Нечиновные буржуа хотят изъять бюджетные средства, передаваемые на их предприятия, и перегнать средства за рубеж (то есть спрятать). А чиновные буржуа хотят сразу изъять бюджетные средства, не передавая их на предприятия. Изъяв же, перегнать за рубеж (то есть опять же спрятать).
К тому же чиновник хотел бы запустить руку в мошну буржуа, который с ним перестал делиться и заявил: «А зачем с тобой делиться, если ты можешь бюджет разграбить?»
Причина №2 намного важнее причины №1. Она состоит в том, что буржуазный класс хочет не только грабить, но и прятать деньги за рубежом. А за рубежом не любят Путина. И говорят буржуазному классу: «Если ты не уберешь Путина, мы начнем экспроприировать твои денежки». Об этом уже не просто говорят. Теперь уже и действуют. Например, принимая «акт Магнитского».
Ну, и что Путин на это ответит буржуазному классу? А также сросшемуся с ним чиновному племени?

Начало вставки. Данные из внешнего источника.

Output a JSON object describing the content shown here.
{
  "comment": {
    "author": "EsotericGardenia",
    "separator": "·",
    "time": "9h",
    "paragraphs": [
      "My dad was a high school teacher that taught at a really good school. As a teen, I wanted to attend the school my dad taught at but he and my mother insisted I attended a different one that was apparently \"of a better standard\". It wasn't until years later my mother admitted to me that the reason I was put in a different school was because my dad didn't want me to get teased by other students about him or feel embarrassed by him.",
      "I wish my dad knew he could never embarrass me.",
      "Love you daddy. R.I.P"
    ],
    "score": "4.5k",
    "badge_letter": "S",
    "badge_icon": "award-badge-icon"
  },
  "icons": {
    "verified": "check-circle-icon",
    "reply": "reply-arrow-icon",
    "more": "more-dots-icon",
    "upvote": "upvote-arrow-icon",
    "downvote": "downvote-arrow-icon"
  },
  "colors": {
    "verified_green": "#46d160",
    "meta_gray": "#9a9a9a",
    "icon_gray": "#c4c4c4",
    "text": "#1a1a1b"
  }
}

Тут есть два варианта. Либо Путин раскалывает класс на компрадоров и национальную буржуазию. И, опираясь на национальную буржуазию и социальные низы, зачищает всех компрадоров. Либо необходимы еще гораздо более радикальные меры. Пока что никакой национальной буржуазии не видно даже в микроскоп. А значит, вся буржуазия объявила войну Путину. Чем ответит Путин? И на кого обопрется?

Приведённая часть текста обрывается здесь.